Being D.C.-bound, Streetsblog Capitol Hill could only watch with interest as the U.S. DOT kicked off a transportation "listening tour" this week with four senior lawmakers in Minnesota, which has become a transit hotspot of late with the imminent construction of a new light rail line.
But a helpful source has passed along one big highlight from the Minnesota event.
When an audience member asked assistant transportation secretary Polly Trottenberg if all modes of transport could be evaluated using one cost-effectiveness standard -- remember, that's the benchmark that the Obama adminstration has knocked down from its once-prime perch when it comes to transit funding decisions -- Trottenberg replied, "We're doing exactly that with TIGER."
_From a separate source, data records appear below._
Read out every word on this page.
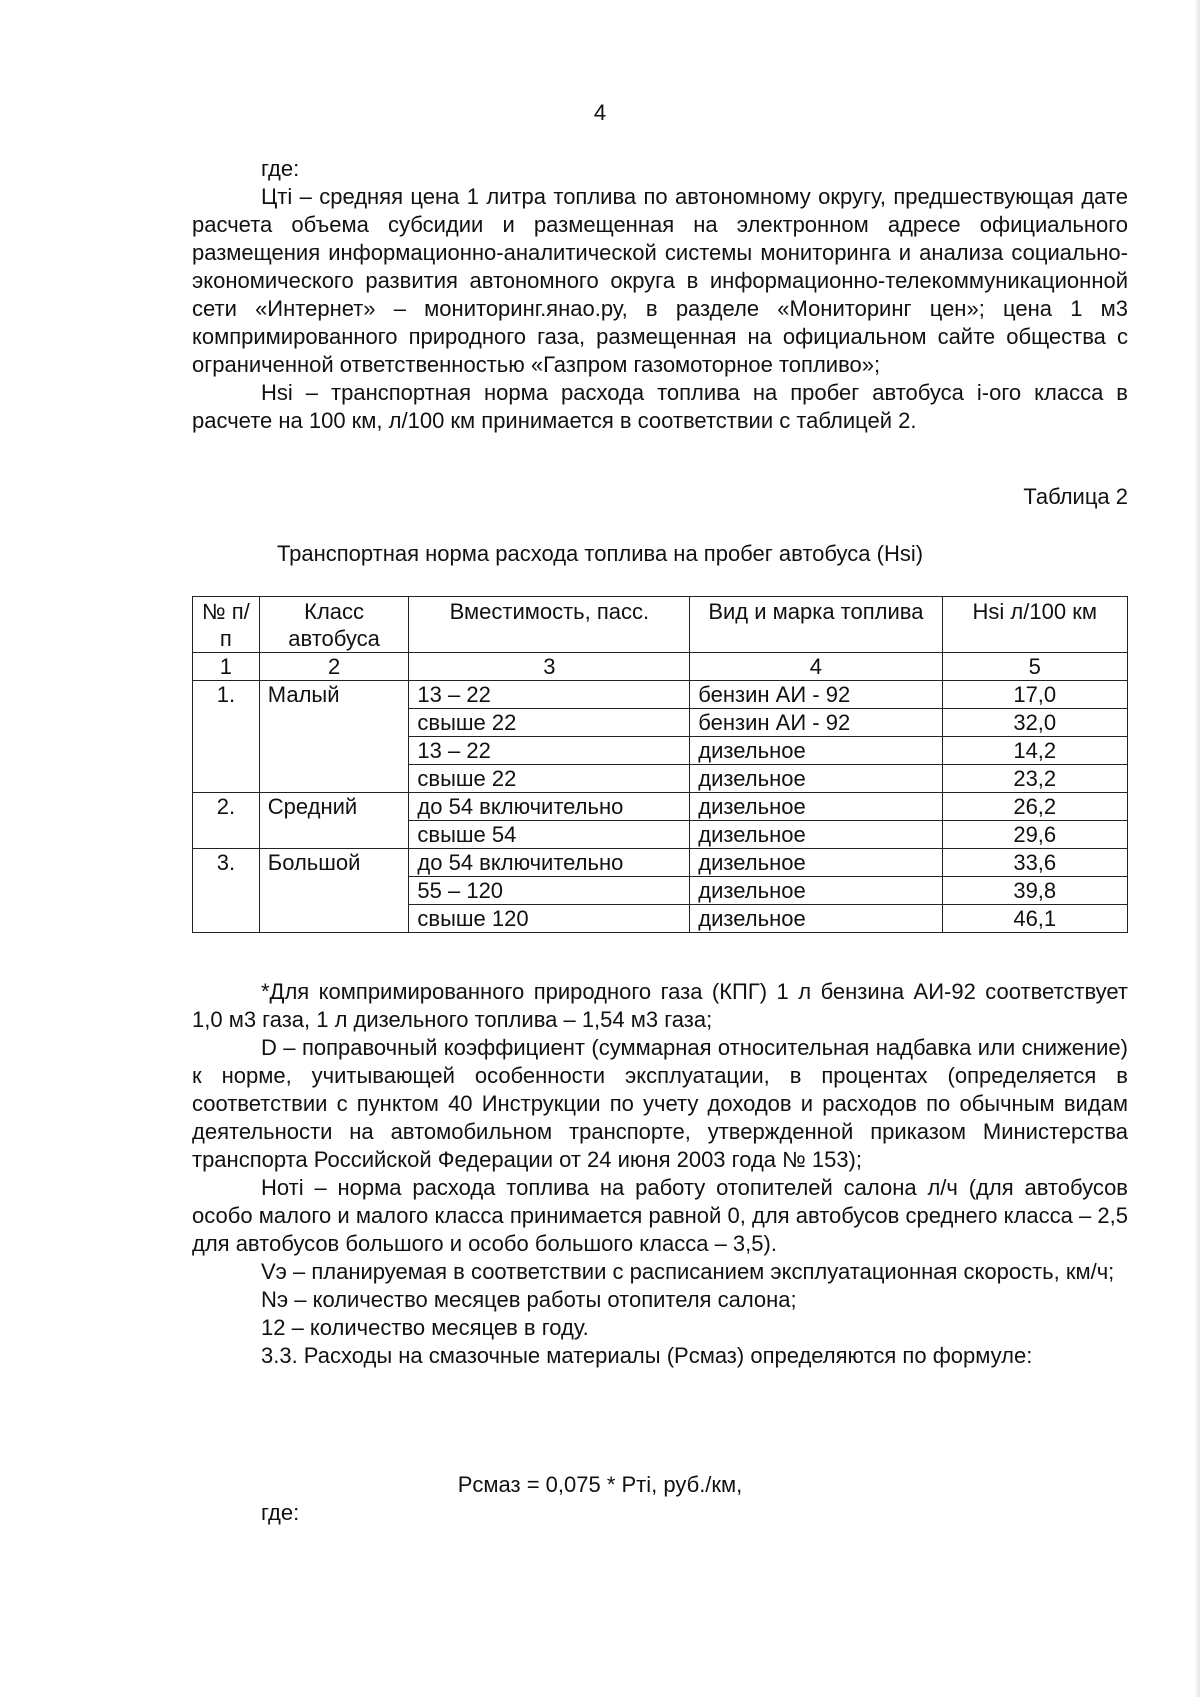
4

где:

Цтi – средняя цена 1 литра топлива по автономному округу, предшествующая дате расчета объема субсидии и размещенная на электронном адресе официального размещения информационно-аналитической системы мониторинга и анализа социально-экономического развития автономного округа в информационно-телекоммуникационной сети «Интернет» – мониторинг.янао.ру, в разделе «Мониторинг цен»; цена 1 м3 компримированного природного газа, размещенная на официальном сайте общества с ограниченной ответственностью «Газпром газомоторное топливо»;

Hsi – транспортная норма расхода топлива на пробег автобуса i-ого класса в расчете на 100 км, л/100 км принимается в соответствии с таблицей 2.

Таблица 2
Транспортная норма расхода топлива на пробег автобуса (Hsi)
№ п/п	Класс автобуса	Вместимость, пасс.	Вид и марка топлива	Hsi л/100 км
1	2	3	4	5
1.	Малый	13 – 22	бензин АИ - 92	17,0
		свыше 22	бензин АИ - 92	32,0
		13 – 22	дизельное	14,2
		свыше 22	дизельное	23,2
2.	Средний	до 54 включительно	дизельное	26,2
		свыше 54	дизельное	29,6
3.	Большой	до 54 включительно	дизельное	33,6
		55 – 120	дизельное	39,8
		свыше 120	дизельное	46,1

*Для компримированного природного газа (КПГ) 1 л бензина АИ-92 соответствует 1,0 м3 газа, 1 л дизельного топлива – 1,54 м3 газа;

D – поправочный коэффициент (суммарная относительная надбавка или снижение) к норме, учитывающей особенности эксплуатации, в процентах (определяется в соответствии с пунктом 40 Инструкции по учету доходов и расходов по обычным видам деятельности на автомобильном транспорте, утвержденной приказом Министерства транспорта Российской Федерации от 24 июня 2003 года № 153);

Нотi – норма расхода топлива на работу отопителей салона л/ч (для автобусов особо малого и малого класса принимается равной 0, для автобусов среднего класса – 2,5 для автобусов большого и особо большого класса – 3,5).

Vэ – планируемая в соответствии с расписанием эксплуатационная скорость, км/ч;

Nэ – количество месяцев работы отопителя салона;

12 – количество месяцев в году.

3.3. Расходы на смазочные материалы (Рсмаз) определяются по формуле:

Рсмаз = 0,075 * Pтi, руб./км,
где:
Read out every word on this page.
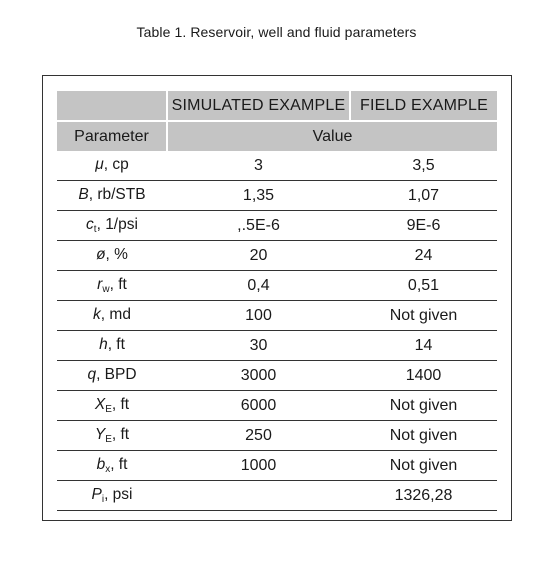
Table 1. Reservoir, well and fluid parameters
	SIMULATED EXAMPLE	FIELD EXAMPLE
Parameter	Value	
μ, cp	3	3,5
B, rb/STB	1,35	1,07
$c_t$, 1/psi	,.5E-6	9E-6
ø, %	20	24
$r_w$, ft	0,4	0,51
k, md	100	Not given
h, ft	30	14
q, BPD	3000	1400
$X_E$, ft	6000	Not given
$Y_E$, ft	250	Not given
$b_x$, ft	1000	Not given
$P_i$, psi		1326,28
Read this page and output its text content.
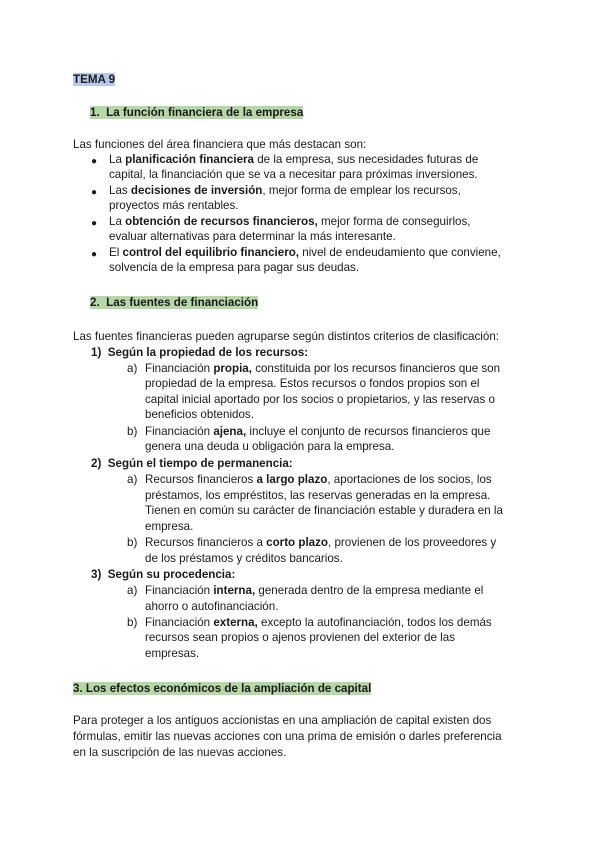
TEMA 9
1. La función financiera de la empresa
Las funciones del área financiera que más destacan son:
● La planificación financiera de la empresa, sus necesidades futuras de
capital, la financiación que se va a necesitar para próximas inversiones.
● Las decisiones de inversión, mejor forma de emplear los recursos,
proyectos más rentables.
● La obtención de recursos financieros, mejor forma de conseguirlos,
evaluar alternativas para determinar la más interesante.
● El control del equilibrio financiero, nivel de endeudamiento que conviene,
solvencia de la empresa para pagar sus deudas.
2. Las fuentes de financiación
Las fuentes financieras pueden agruparse según distintos criterios de clasificación:
1) Según la propiedad de los recursos:
a) Financiación propia, constituida por los recursos financieros que son
propiedad de la empresa. Estos recursos o fondos propios son el
capital inicial aportado por los socios o propietarios, y las reservas o
beneficios obtenidos.
b) Financiación ajena, incluye el conjunto de recursos financieros que
genera una deuda u obligación para la empresa.
2) Según el tiempo de permanencia:
a) Recursos financieros a largo plazo, aportaciones de los socios, los
préstamos, los empréstitos, las reservas generadas en la empresa.
Tienen en común su carácter de financiación estable y duradera en la
empresa.
b) Recursos financieros a corto plazo, provienen de los proveedores y
de los préstamos y créditos bancarios.
3) Según su procedencia:
a) Financiación interna, generada dentro de la empresa mediante el
ahorro o autofinanciación.
b) Financiación externa, excepto la autofinanciación, todos los demás
recursos sean propios o ajenos provienen del exterior de las
empresas.
3. Los efectos económicos de la ampliación de capital
Para proteger a los antiguos accionistas en una ampliación de capital existen dos
fórmulas, emitir las nuevas acciones con una prima de emisión o darles preferencia
en la suscripción de las nuevas acciones.
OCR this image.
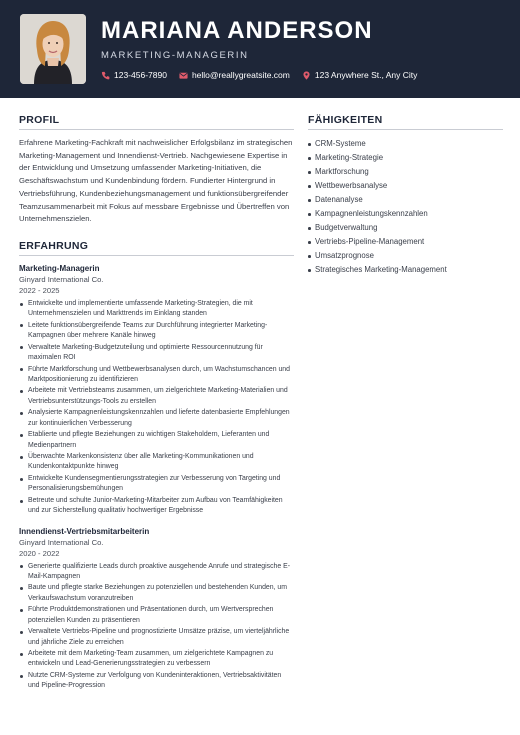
MARIANA ANDERSON
MARKETING-MANAGERIN
123-456-7890	hello@reallygreatsite.com	123 Anywhere St., Any City
PROFIL

Erfahrene Marketing-Fachkraft mit nachweislicher Erfolgsbilanz im strategischen Marketing-Management und Innendienst-Vertrieb. Nachgewiesene Expertise in der Entwicklung und Umsetzung umfassender Marketing-Initiativen, die Geschäftswachstum und Kundenbindung fördern. Fundierter Hintergrund in Vertriebsführung, Kundenbeziehungsmanagement und funktionsübergreifender Teamzusammenarbeit mit Fokus auf messbare Ergebnisse und Übertreffen von Unternehmenszielen.

ERFAHRUNG
Marketing-Managerin
Ginyard International Co.
2022 - 2025
Entwickelte und implementierte umfassende Marketing-Strategien, die mit Unternehmenszielen und Markttrends im Einklang standen
Leitete funktionsübergreifende Teams zur Durchführung integrierter Marketing-Kampagnen über mehrere Kanäle hinweg
Verwaltete Marketing-Budgetzuteilung und optimierte Ressourcennutzung für maximalen ROI
Führte Marktforschung und Wettbewerbsanalysen durch, um Wachstumschancen und Marktpositionierung zu identifizieren
Arbeitete mit Vertriebsteams zusammen, um zielgerichtete Marketing-Materialien und Vertriebsunterstützungs-Tools zu erstellen
Analysierte Kampagnenleistungskennzahlen und lieferte datenbasierte Empfehlungen zur kontinuierlichen Verbesserung
Etablierte und pflegte Beziehungen zu wichtigen Stakeholdern, Lieferanten und Medienpartnern
Überwachte Markenkonsistenz über alle Marketing-Kommunikationen und Kundenkontaktpunkte hinweg
Entwickelte Kundensegmentierungsstrategien zur Verbesserung von Targeting und Personalisierungsbemühungen
Betreute und schulte Junior-Marketing-Mitarbeiter zum Aufbau von Teamfähigkeiten und zur Sicherstellung qualitativ hochwertiger Ergebnisse
Innendienst-Vertriebsmitarbeiterin
Ginyard International Co.
2020 - 2022
Generierte qualifizierte Leads durch proaktive ausgehende Anrufe und strategische E-Mail-Kampagnen
Baute und pflegte starke Beziehungen zu potenziellen und bestehenden Kunden, um Verkaufswachstum voranzutreiben
Führte Produktdemonstrationen und Präsentationen durch, um Wertversprechen potenziellen Kunden zu präsentieren
Verwaltete Vertriebs-Pipeline und prognostizierte Umsätze präzise, um vierteljährliche und jährliche Ziele zu erreichen
Arbeitete mit dem Marketing-Team zusammen, um zielgerichtete Kampagnen zu entwickeln und Lead-Generierungsstrategien zu verbessern
Nutzte CRM-Systeme zur Verfolgung von Kundeninteraktionen, Vertriebsaktivitäten und Pipeline-Progression
FÄHIGKEITEN
CRM-Systeme
Marketing-Strategie
Marktforschung
Wettbewerbsanalyse
Datenanalyse
Kampagnenleistungskennzahlen
Budgetverwaltung
Vertriebs-Pipeline-Management
Umsatzprognose
Strategisches Marketing-Management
TIGER, short for Transportation Investments Generating Economic Recovery, is the stimulus law's $1.5 billion grant program aimed at funding projects based on merit alone, with roads, transit, ports and bike-ped all in the same mix.
Obama advisers have touted TIGER as a first step towards an impartial system of federal transport funding, without politically skewed formulas that benefit roads at the expense of transit. But Trottenberg's comment is the first public indication that the same standard is truly being applied inside the administration as an estimated $57 billion in TIGER applications vie for a small slice of the pie.
The White House is throwing its weight behind a new infusion for the TIGER program as the Senate crafts a new job-creation bill, expected to be released in the next couple of weeks.